Curiosity: What do people think an "Assault Rifle" is?

When the DoD replaced the M1 with the M14 as GI, the Navy didn’t want to pay for new shoulder rifles that don’t really serve much purpose to a sailor.

They instead tried to convert their old M1 Garands to fire 7.62x54 NATO with a chamber plug but the plugs kept coming out. They tried several different ways to get away with El Cheapo, but they eventually bit the bullet and paid Remington to make them new 7.62x54 barrels.

It was still a lot cheaper (and obviously much more reliable in hindsight) than the M14.

They changed the barrels and called it a day.

None of that is relevant to the classification of an Assault Rifle though.

Going back to the Rapier example, every sword designed for thrusting is not a rapier, although that is a Rapier’s function.

IMG_4699

To set it apart from lighter LMG and beefy smgs

Because giving a frontloading musket the automatic fire option is nearly impossible and my guess is that stripper clips and belt might not feed properly with the reduced recoil to operate the loading mechanism (but i am not a gun guy so i could be wrong) or just not practical with the cqc aspect of the weapon.
Detachable mag might not be strictly needed but it is a standart for basicly all firearms now. Internal mags like the trenchmags from ww1 that you couldnt really reload are a bit out of date and got agains the cqc role too.

Again probaly not needed but to long and it would become cumbersome for cqc butto short and it would become useless at range. So you might say it is needed for the assault rifle role.

But then again some weapons blurr the line between many designations and nothing is made in concret as it might evolve over time and diffrent definitions treat the same weapons diffrently as there are many things one could tinker with to break each definition if it were set in stone.

I am a gun guy. The first rifle I killed a squirrel with from the top of my grain bin was our M1C when I was 8.

They ARE strictly needed, though. The class of rifle copied the form and function of the StG 44 because it worked FANTASTICALLY WELL at its goals and everyone copied it.

In typical World War 2 position assault tactics, there are x number of roles.

+Soldiers need to provide mass suppression fire to prevent reinforcement of the position(light machine gunner)
+Soldiers need to provide base fire to pin enemies (battle rifles)
+Soldiers need to perform maneuvering fire in order to advance the assault team (carbines)
+Soldiers need to spray the position in very close proximity, kill all the occupants, and take it.(shotguns and submachine guns)

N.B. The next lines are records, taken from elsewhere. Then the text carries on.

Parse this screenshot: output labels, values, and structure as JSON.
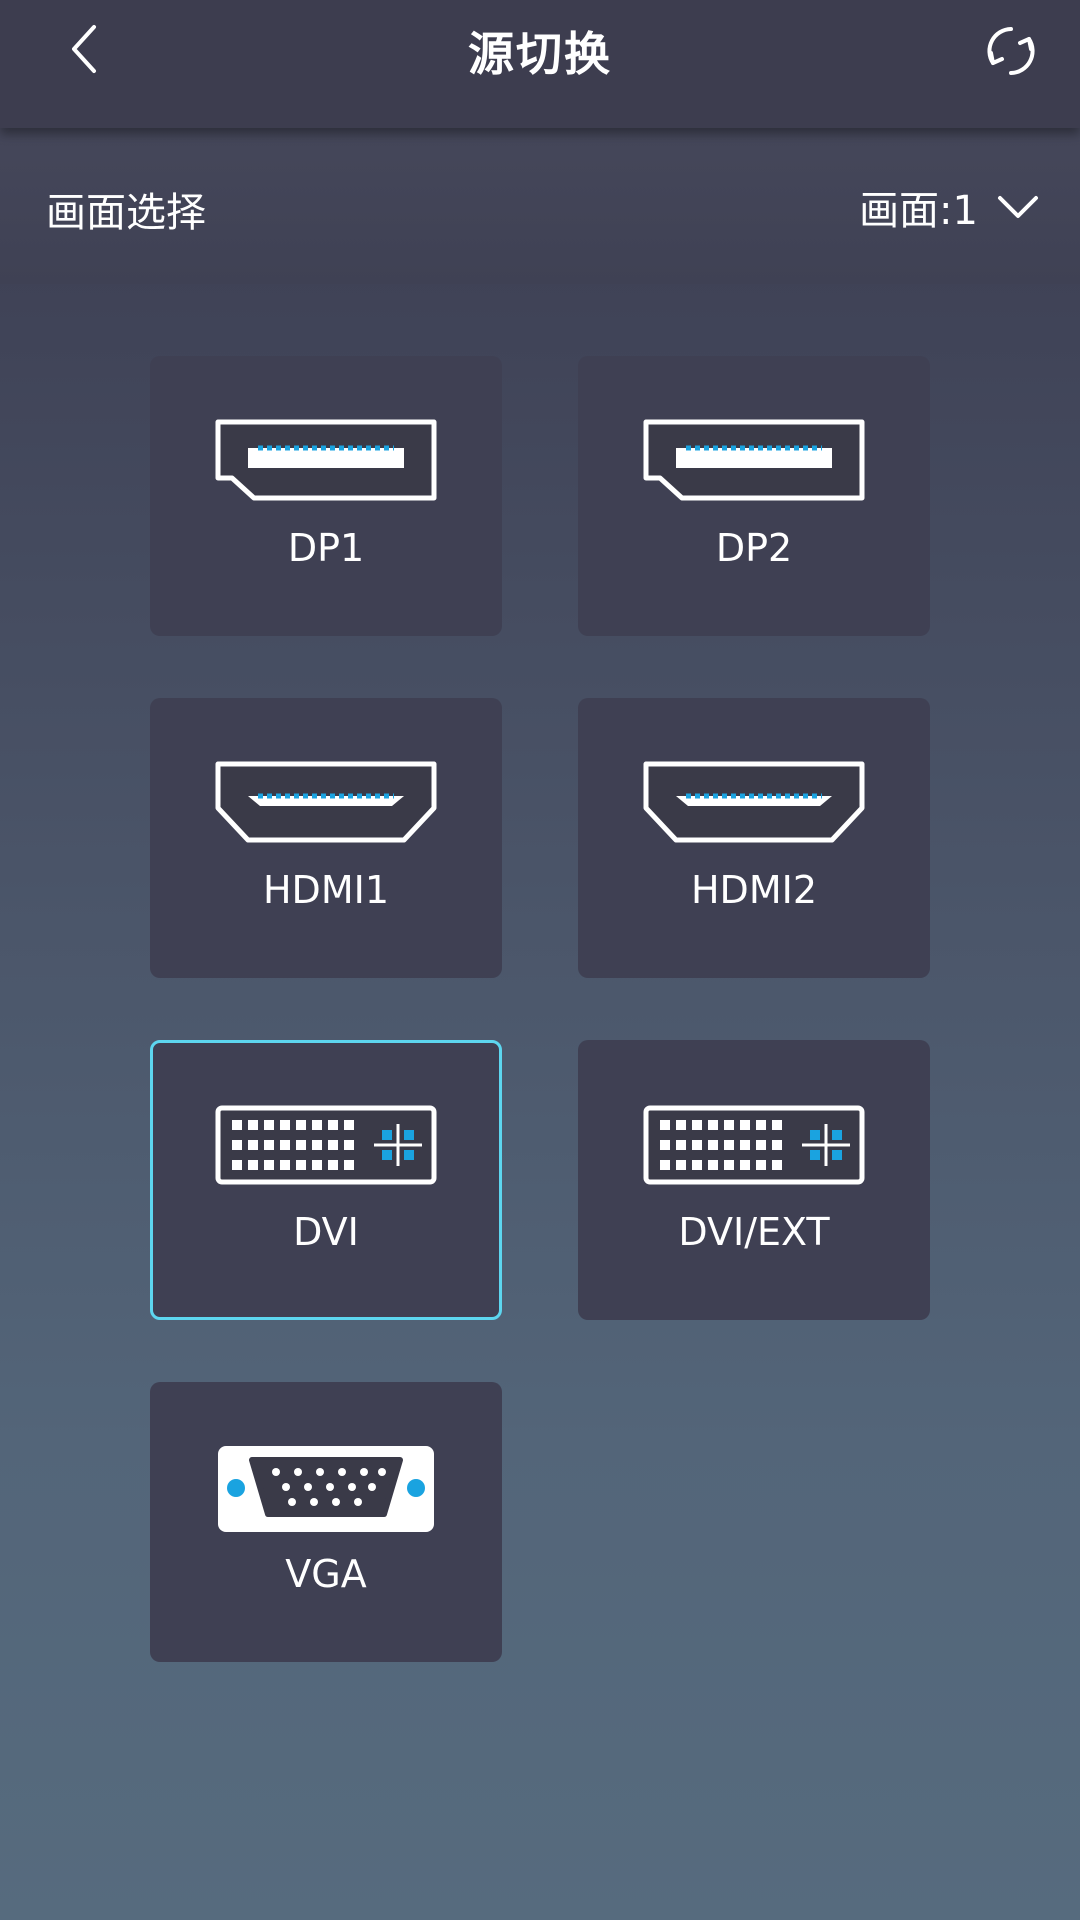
{
  "header": {
    "title": "源切换",
    "back_icon": "chevron-left-icon",
    "refresh_icon": "refresh-icon"
  },
  "selector": {
    "label": "画面选择",
    "value": "画面:1",
    "dropdown_icon": "chevron-down-icon"
  },
  "sources": [
    {
      "label": "DP1",
      "type": "displayport",
      "selected": false
    },
    {
      "label": "DP2",
      "type": "displayport",
      "selected": false
    },
    {
      "label": "HDMI1",
      "type": "hdmi",
      "selected": false
    },
    {
      "label": "HDMI2",
      "type": "hdmi",
      "selected": false
    },
    {
      "label": "DVI",
      "type": "dvi",
      "selected": true
    },
    {
      "label": "DVI/EXT",
      "type": "dvi",
      "selected": false
    },
    {
      "label": "VGA",
      "type": "vga",
      "selected": false
    }
  ],
  "colors": {
    "accent": "#5dd6ef",
    "pin_blue": "#1aa3e0",
    "tile_bg": "#3f4053",
    "header_bg": "#3d3d4f"
  }
}
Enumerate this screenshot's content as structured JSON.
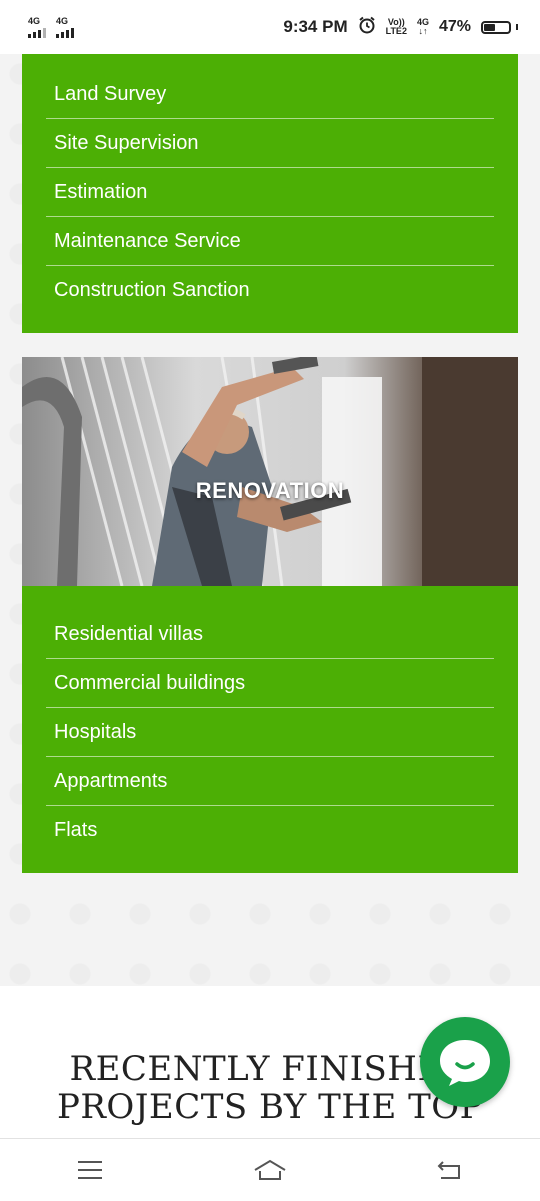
{
  "status_bar": {
    "sim1": "4G",
    "sim2": "4G",
    "time": "9:34 PM",
    "volte_top": "Vo))",
    "volte_bottom": "LTE2",
    "net_top": "4G",
    "net_bottom": "↓↑",
    "battery_percent": "47%",
    "battery_level": 0.47,
    "icons": [
      "signal-icon",
      "signal-icon",
      "alarm-icon",
      "battery-icon"
    ]
  },
  "services_menu": {
    "items": [
      {
        "label": "Land Survey"
      },
      {
        "label": "Site Supervision"
      },
      {
        "label": "Estimation"
      },
      {
        "label": "Maintenance Service"
      },
      {
        "label": "Construction Sanction"
      }
    ]
  },
  "renovation": {
    "title": "RENOVATION",
    "items": [
      {
        "label": "Residential villas"
      },
      {
        "label": "Commercial buildings"
      },
      {
        "label": "Hospitals"
      },
      {
        "label": "Appartments"
      },
      {
        "label": "Flats"
      }
    ]
  },
  "projects_section": {
    "heading_line1": "RECENTLY FINISHED",
    "heading_line2": "PROJECTS BY THE TOP"
  },
  "chat_button": {
    "icon": "chat-icon"
  },
  "colors": {
    "accent_green": "#4caf05",
    "chat_green": "#1aa14a"
  },
  "nav_bar": {
    "buttons": [
      "menu-icon",
      "home-icon",
      "back-icon"
    ]
  }
}
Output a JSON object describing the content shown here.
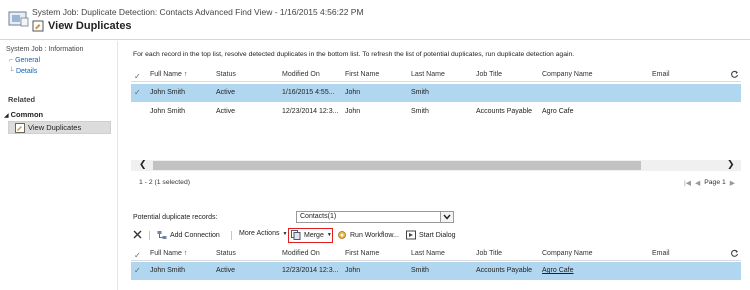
{
  "header": {
    "subtitle": "System Job: Duplicate Detection: Contacts Advanced Find View - 1/16/2015 4:56:22 PM",
    "title": "View Duplicates"
  },
  "sidebar": {
    "section_label": "System Job : Information",
    "links": [
      "General",
      "Details"
    ],
    "related_label": "Related",
    "common_label": "Common",
    "selected_item": "View Duplicates"
  },
  "main": {
    "instructions": "For each record in the top list, resolve detected duplicates in the bottom list. To refresh the list of potential duplicates, run duplicate detection again.",
    "columns": [
      "Full Name ↑",
      "Status",
      "Modified On",
      "First Name",
      "Last Name",
      "Job Title",
      "Company Name",
      "Email"
    ],
    "top_rows": [
      {
        "full_name": "John Smith",
        "status": "Active",
        "modified_on": "1/16/2015 4:55...",
        "first_name": "John",
        "last_name": "Smith",
        "job_title": "",
        "company": "",
        "email": "",
        "selected": true
      },
      {
        "full_name": "John Smith",
        "status": "Active",
        "modified_on": "12/23/2014 12:3...",
        "first_name": "John",
        "last_name": "Smith",
        "job_title": "Accounts Payable",
        "company": "Agro Cafe",
        "email": "",
        "selected": false
      }
    ],
    "status_text": "1 - 2 (1 selected)",
    "pager_text": "Page 1",
    "potential_label": "Potential duplicate records:",
    "entity_select_value": "Contacts(1)",
    "toolbar": {
      "add_connection": "Add Connection",
      "more_actions": "More Actions",
      "merge": "Merge",
      "run_workflow": "Run Workflow...",
      "start_dialog": "Start Dialog"
    },
    "bottom_rows": [
      {
        "full_name": "John Smith",
        "status": "Active",
        "modified_on": "12/23/2014 12:3...",
        "first_name": "John",
        "last_name": "Smith",
        "job_title": "Accounts Payable",
        "company": "Agro Cafe",
        "email": "",
        "selected": true
      }
    ]
  },
  "colors": {
    "selected_row": "#b1d6f0",
    "link": "#1160b7",
    "highlight_box": "#e02020"
  }
}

The battle rifles were too big to be considered “maneuverable”, the carbines didn’t have the proper energy transfer to have stopping power in base fire , the submachine guns only had effective stopping power if you were within pistol range. Through real WW2 battle experience and analysis, it was determined that the design parameters of the battle rifles were obsolete for modern warfare in the hands of a standard rifleman, the carbines’ adaptability to being able to provide well in close cover as well as maneuvering made them indispensible tools and the submachine guns didn’t have as much punch as they were thought to have (they fired pistol rounds)

So the “assault rifle” was designed as the “One Rifle to Rule Them All.”

(Talking US; not Germany for this)
+Assault rifles have a carbine weight and profile for effective maneuvering fire. (Replaces carbine)

+Assault rifles have detachable magazines and full auto/burst capability for effective infiltration (Replaces smg, which also has detachable magazines)

+Assault rifles have semi-auto capability for effective base fire support at combat range (Replaces battle rifle)

+Assault rifles have an intermediate cartridge to optimize to all desired parameters. A “full sized” round produces too much recoil and reduces accuracy in full auto. The M1 carbine .30 round doesn’t have stopping power to full combat range, the greasers and Tommies typically fired .45 ACP (pistol ammo) and when you upsized their caliber, you’d aim for Texas and hit Oklahoma. They weren’t designed to operate with larger rounds.

This is pretty set in stone. We literally call them “assault rifles” instead of “machine carbines” because of the StG 44. Stürmgewehr means “Storm Rifle” in German, with storm as a gerund. It’s more “To Storm Rifle” or “Rifle to Storm with” aka: “Assault Rifle.”

I hope this helps

Well, I’ll be damned! Army must have miscalculated the ration and had to raid the Generals’ crayon stash to keep the troops fed that week. This must be the high point in Army scholarship. :grin:

But the list of swords categorized as rapiers are all (paraphrasing the category) “swords with good thrusting capability that can’t cut anything.” You don’t start describing the individual components of the sword as a means for defining it.

I’m going to be a bit pedantic for a moment (and hopefully you’ll understand my position better)

You keep bringing in descriptive attributes of assault rifles as if they are defining characteristics. The description is identifying (all rifles which have these characteristics ARE in fact assault rifles) but are not defining (it is possible to create a rifle with all these described attributes and have it be something other than an assault rifle) Rapier is defined as “the category of dress sword which is good at thrusting and bad at cutting” and an assault rifle is defined as “a rifle that performs equally well in all squad infantry roles which are needed to assault a fixed position except for mass suppression.”